Adaptive SPECT for tumor necrosis detection

In this paper, we consider a prototype of an adaptive SPECT system, and we use simulation to objectively assess the system’s performance with respect to a conventional, non-adaptive SPECT system. Objective performance assessment is investigated for a clinically relevant task: the detection of tumor necrosis at a known location and in a random lumpy background. The iterative maximum-likelihood expectation-maximization (MLEM) algorithm is used to perform image reconstruction. We carried out human observer studies on the reconstructed images and compared the probability of correct detection when the data are generated with the adaptive system as opposed to the non-adaptive system. Task performance is also assessed by using a channelized Hotelling observer, and the area under the receiver operating characteristic curve is the figure of merit for the detection task.
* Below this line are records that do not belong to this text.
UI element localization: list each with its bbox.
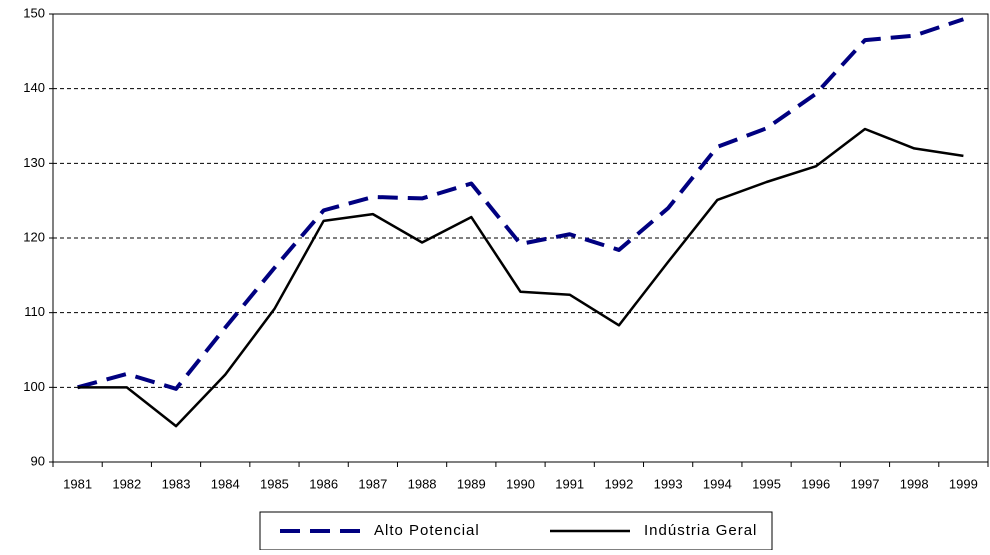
legend-label: Alto Potencial xyxy=(374,522,480,539)
x-tick-label: 1989 xyxy=(457,476,486,491)
x-tick-label: 1981 xyxy=(63,476,92,491)
x-tick-label: 1999 xyxy=(949,476,978,491)
x-tick-label: 1984 xyxy=(211,476,240,491)
x-tick-label: 1986 xyxy=(309,476,338,491)
x-tick-label: 1983 xyxy=(162,476,191,491)
y-tick-label: 100 xyxy=(23,379,45,394)
x-tick-label: 1982 xyxy=(112,476,141,491)
y-tick-label: 140 xyxy=(23,80,45,95)
x-tick-label: 1995 xyxy=(752,476,781,491)
legend-label: Indústria Geral xyxy=(644,522,757,539)
plot-area xyxy=(52,13,989,463)
x-tick-label: 1991 xyxy=(555,476,584,491)
y-tick-label: 110 xyxy=(24,304,45,319)
y-tick-label: 90 xyxy=(31,453,45,468)
x-tick-label: 1985 xyxy=(260,476,289,491)
x-tick-label: 1997 xyxy=(851,476,880,491)
series-line xyxy=(77,127,964,428)
y-tick-label: 150 xyxy=(23,5,45,20)
x-tick-label: 1993 xyxy=(654,476,683,491)
x-tick-label: 1988 xyxy=(408,476,437,491)
x-tick-label: 1998 xyxy=(900,476,929,491)
x-tick-label: 1994 xyxy=(703,476,732,491)
x-tick-label: 1990 xyxy=(506,476,535,491)
y-tick-label: 120 xyxy=(23,229,45,244)
x-tick-label: 1992 xyxy=(604,476,633,491)
series-line xyxy=(77,17,965,391)
x-tick-label: 1996 xyxy=(801,476,830,491)
y-tick-label: 130 xyxy=(23,155,45,170)
x-tick-label: 1987 xyxy=(358,476,387,491)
Our results show a large performance improvement of adaptive systems versus non-adaptive systems and motivate further research in adaptive medical imaging.
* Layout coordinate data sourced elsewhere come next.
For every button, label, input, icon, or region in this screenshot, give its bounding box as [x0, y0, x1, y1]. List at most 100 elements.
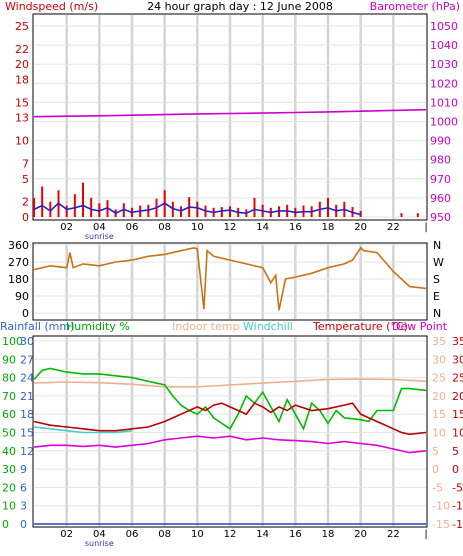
temperature-tick-label-right: 0: [452, 463, 459, 476]
temperature-tick-label-right: 5: [452, 445, 459, 458]
panel-wind-x-tick-label: 20: [354, 222, 367, 233]
temperature-tick-label-right: 35: [452, 335, 463, 348]
panel-temp-x-tick-label: 18: [322, 529, 335, 540]
panel-wind-x-tick-label: 16: [289, 222, 302, 233]
right-axis-title-barometer: Barometer (hPa): [370, 0, 460, 13]
humidity-tick-label: 100: [2, 335, 23, 348]
rainfall-tick-label: 27: [20, 353, 34, 366]
panel-temp-x-tick-label: 20: [354, 529, 367, 540]
windspeed-tick-label: 5: [22, 173, 29, 186]
rainfall-tick-label: 0: [20, 518, 27, 531]
temperature-tick-label-left: 35: [432, 335, 446, 348]
windspeed-tick-label: 2: [22, 196, 29, 209]
panel-wind-x-tick-mark: |: [424, 222, 427, 233]
legend-rainfall: Rainfall (mm): [0, 320, 74, 333]
panel-temp-x-tick-label: 14: [256, 529, 269, 540]
panel-temp-x-tick-label: 10: [191, 529, 204, 540]
windspeed-tick-label: 15: [15, 96, 29, 109]
temperature-tick-label-right: 15: [452, 408, 463, 421]
humidity-tick-label: 10: [2, 500, 16, 513]
compass-tick-label: E: [433, 290, 440, 303]
panel-temp-x-tick-label: 16: [289, 529, 302, 540]
humidity-tick-label: 60: [2, 408, 16, 421]
temperature-tick-label-left: -15: [432, 518, 450, 531]
barometer-tick-label: 1000: [430, 116, 458, 129]
rainfall-tick-label: 9: [20, 463, 27, 476]
panel-wind-x-tick-label: 12: [224, 222, 237, 233]
windspeed-tick-label: 10: [15, 135, 29, 148]
temperature-tick-label-left: 10: [432, 427, 446, 440]
barometer-tick-label: 1050: [430, 20, 458, 33]
humidity-tick-label: 40: [2, 445, 16, 458]
windspeed-tick-label: 20: [15, 58, 29, 71]
direction-tick-label: 360: [8, 239, 29, 252]
compass-tick-label: W: [433, 256, 444, 269]
panel-wind-x-tick-label: 18: [322, 222, 335, 233]
legend-windchill: Windchill: [243, 320, 293, 333]
temperature-tick-label-left: -10: [432, 500, 450, 513]
panel-wind-x-tick-label: 14: [256, 222, 269, 233]
panel-wind-x-tick-label: 22: [387, 222, 400, 233]
barometer-tick-label: 970: [430, 173, 451, 186]
temperature-tick-label-left: 15: [432, 408, 446, 421]
chart-title: 24 hour graph day : 12 June 2008: [147, 0, 333, 13]
barometer-tick-label: 1020: [430, 77, 458, 90]
panel-wind-x-tick-label: 02: [60, 222, 73, 233]
panel-temp-x-tick-label: 12: [224, 529, 237, 540]
panel-wind-x-tick-label: 06: [126, 222, 139, 233]
dew-point-line: [33, 435, 427, 454]
barometer-tick-label: 980: [430, 154, 451, 167]
rainfall-tick-label: 21: [20, 390, 34, 403]
legend-humidity: Humidity %: [66, 320, 130, 333]
windspeed-tick-label: 7: [22, 158, 29, 171]
panel-temp-x-tick-label: 02: [60, 529, 73, 540]
grid-lines: [34, 15, 426, 526]
legend-indoor-temp: Indoor temp: [172, 320, 239, 333]
data-series: [33, 108, 427, 525]
rainfall-tick-label: 18: [20, 408, 34, 421]
barometer-tick-label: 1040: [430, 39, 458, 52]
humidity-tick-label: 70: [2, 390, 16, 403]
left-axis-title-windspeed: Windspeed (m/s): [5, 0, 98, 13]
windchill-line: [33, 426, 133, 434]
windspeed-tick-label: 22: [15, 43, 29, 56]
legend-temperature: Temperature (°C): [312, 320, 408, 333]
humidity-tick-label: 30: [2, 463, 16, 476]
barometer-tick-label: 960: [430, 192, 451, 205]
rainfall-tick-label: 3: [20, 500, 27, 513]
rainfall-tick-label: 24: [20, 372, 34, 385]
rainfall-tick-label: 12: [20, 445, 34, 458]
panel-wind-x-tick-label: 10: [191, 222, 204, 233]
temperature-tick-label-left: 20: [432, 390, 446, 403]
humidity-tick-label: 90: [2, 353, 16, 366]
temperature-tick-label-left: 25: [432, 372, 446, 385]
temperature-tick-label-left: 0: [432, 463, 439, 476]
windspeed-tick-label: 25: [15, 20, 29, 33]
temperature-tick-label-right: -10: [452, 500, 463, 513]
panel-wind-x-tick-label: 04: [93, 222, 106, 233]
temperature-line: [33, 402, 427, 436]
rainfall-tick-label: 6: [20, 481, 27, 494]
legend-dew-point: Dew Point: [392, 320, 448, 333]
windspeed-line: [33, 202, 361, 216]
panel-temp-x-tick-mark: |: [424, 529, 427, 540]
panel-wind-x-tick-label: 08: [158, 222, 171, 233]
barometer-tick-label: 990: [430, 135, 451, 148]
humidity-tick-label: 0: [2, 518, 9, 531]
axis-ticks: 0257101315182022259509609709809901000101…: [2, 20, 463, 548]
humidity-tick-label: 80: [2, 372, 16, 385]
windspeed-tick-label: 13: [15, 112, 29, 125]
temperature-tick-label-right: -5: [452, 481, 463, 494]
panel-temp-x-tick-label: 22: [387, 529, 400, 540]
temperature-tick-label-left: -5: [432, 481, 443, 494]
direction-tick-label: 270: [8, 256, 29, 269]
temperature-tick-label-right: 30: [452, 353, 463, 366]
barometer-tick-label: 950: [430, 211, 451, 224]
direction-tick-label: 0: [22, 307, 29, 320]
panel-temp-sunrise-label: sunrise: [85, 539, 114, 548]
windspeed-tick-label: 18: [15, 73, 29, 86]
rainfall-tick-label: 30: [20, 335, 34, 348]
direction-tick-label: 90: [15, 290, 29, 303]
temperature-tick-label-left: 5: [432, 445, 439, 458]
GPU programming for biomedical imaging

Scientific computing is rapidly advancing due to the introduction of powerful new computing hardware, such as graphics processing units (GPUs). Affordable thanks to mass production, GPU processors enable the transition to efficient parallel computing by bringing the performance of a supercomputer to a workstation. We elaborate on some of the capabilities and benefits that GPU technology offers to the field of biomedical imaging. As practical examples, we consider a GPU algorithm for the estimation of position of interaction from photomultiplier (PMT) tube data, as well as a GPU implementation of the MLEM algorithm for iterative image reconstruction.